The activity of constitutive nitric oxide synthase is increased by the pathway cAMP/cAMP-activated protein kinase in human platelets. New insights into the antiaggregating effects of cAMP-elevating agents

Abstract

Human platelets synthesize nitric oxide (NO) through an endothelial-type NO synthase (ecNOS) activated also by substances enhancing 3′,5′-cyclic adenosine monophosphate (cAMP) concentrations, such as catecholamines, β-adrenoceptor agonists and adenosine. To verify whether cAMP directly activates ecNOS through the cAMP-dependent protein kinase A (PKA), we evaluated (i) the influence of 8-Br-cAMP, adenosine and forskolin on ecNOS activity and phosphorylation at Ser 1177 and (ii) the effect of PKA inhibition on ecNOS activity. Platelets from 10 healthy male volunteers were used for aggregation studies and measurement of NOS activity (conversion of l-[ 3H]-arginine to l-[ 3H]-citrulline) following exposure to 8-Br-cAMP, adenosine and forskolin, both in the absence and in the presence of the PKA inhibitor Rp-cAMPS (100 μmol/l).
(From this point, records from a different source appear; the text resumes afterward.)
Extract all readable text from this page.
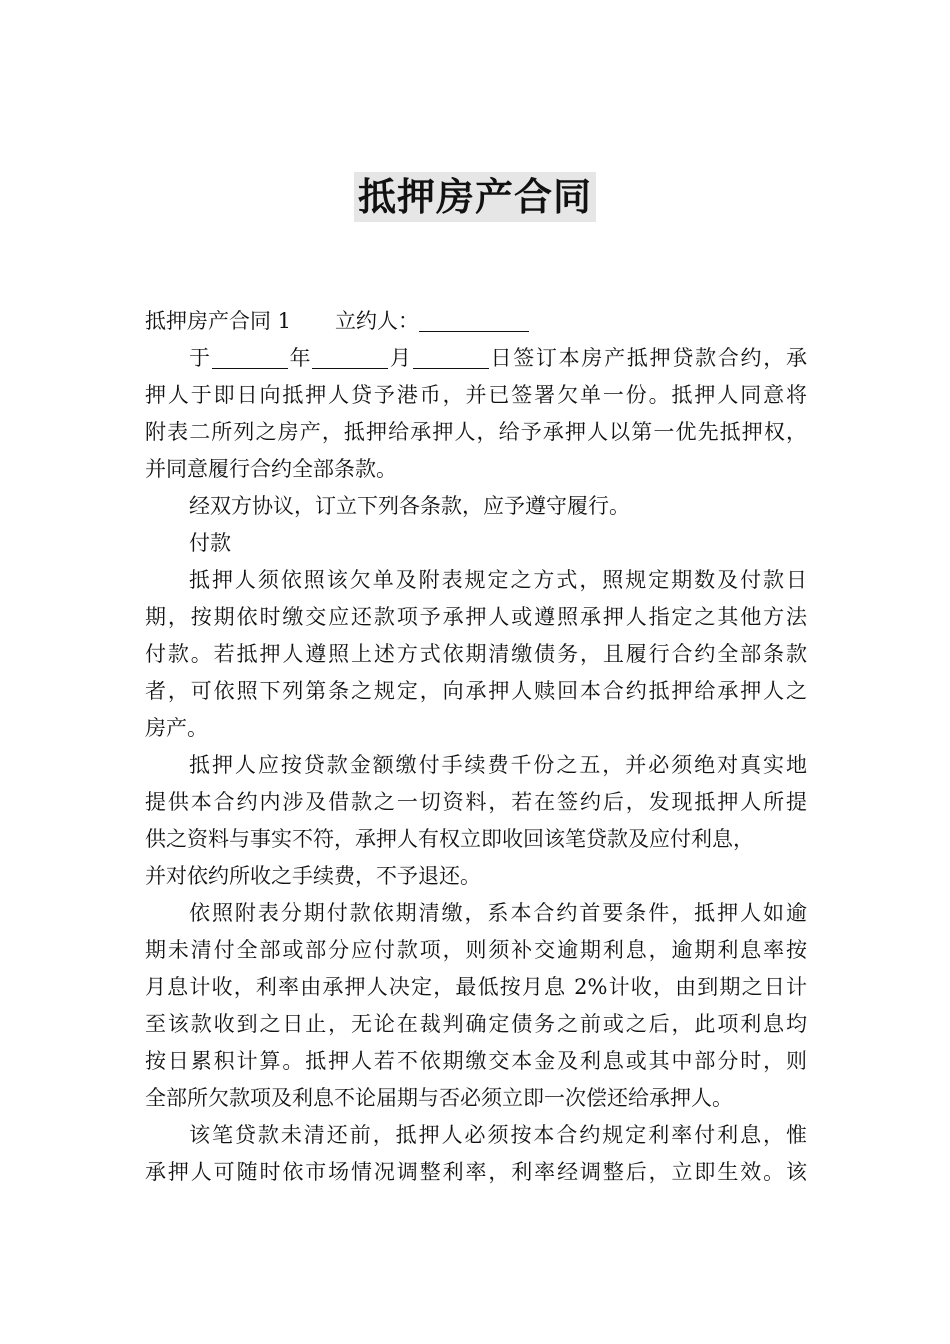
抵押房产合同
抵押房产合同 1 立约人：
于	年	月	日签订本房产抵押贷款合约，承
押人于即日向抵押人贷予港币，并已签署欠单一份。抵押人同意将
附表二所列之房产，抵押给承押人，给予承押人以第一优先抵押权，
并同意履行合约全部条款。
经双方协议，订立下列各条款，应予遵守履行。
付款
抵押人须依照该欠单及附表规定之方式，照规定期数及付款日
期，按期依时缴交应还款项予承押人或遵照承押人指定之其他方法
付款。若抵押人遵照上述方式依期清缴债务，且履行合约全部条款
者，可依照下列第条之规定，向承押人赎回本合约抵押给承押人之
房产。
抵押人应按贷款金额缴付手续费千份之五，并必须绝对真实地
提供本合约内涉及借款之一切资料，若在签约后，发现抵押人所提
供之资料与事实不符，承押人有权立即收回该笔贷款及应付利息，
并对依约所收之手续费，不予退还。
依照附表分期付款依期清缴，系本合约首要条件，抵押人如逾
期未清付全部或部分应付款项，则须补交逾期利息，逾期利息率按
月息计收，利率由承押人决定，最低按月息 2%计收，由到期之日计
至该款收到之日止，无论在裁判确定债务之前或之后，此项利息均
按日累积计算。抵押人若不依期缴交本金及利息或其中部分时，则
全部所欠款项及利息不论届期与否必须立即一次偿还给承押人。
该笔贷款未清还前，抵押人必须按本合约规定利率付利息，惟
承押人可随时依市场情况调整利率，利率经调整后，立即生效。该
The phosphorylation of the PKA substrate vasodilator-stimulated phosphoprotein (VASP) at Ser 157 and Ser 239 and of ecNOS at Ser 1177 was evaluated by Western blot. NOS activity (pmol l-citrulline/10 8 platelets) increased from 0.090±0.002 to 0.148±0.013 with 500 μmol/l 8-Br-cAMP ( p<0.0001), to 0.140±0.008 with 30 μmol/l adenosine ( p<0.0001) and to 0.140±0.009 with 10 μmol/l forskolin ( p<0.0001). Rp-cAMPS decreased baseline NOS activity from 0.093±0.001 to 0.075±0.006 ( p<0.02) and prevented the stimulation by 8-Br-cAMP, adenosine and forskolin. Platelet exposure to 8-Br-cAMP and forskolin, beside the phosphorylation of the specific PKA substrate VASP, markedly increased the expression of ecNOS protein phosphorylated at Ser 1177. The study shows that NOS activity of human platelets is increased by the cAMP/PKA pathway which is involved in NO synthesis induced by adenosine, forskolin and potentially by every antiaggregating substance enhancing intraplatelet cAMP via receptor-dependent and -independent mechanisms.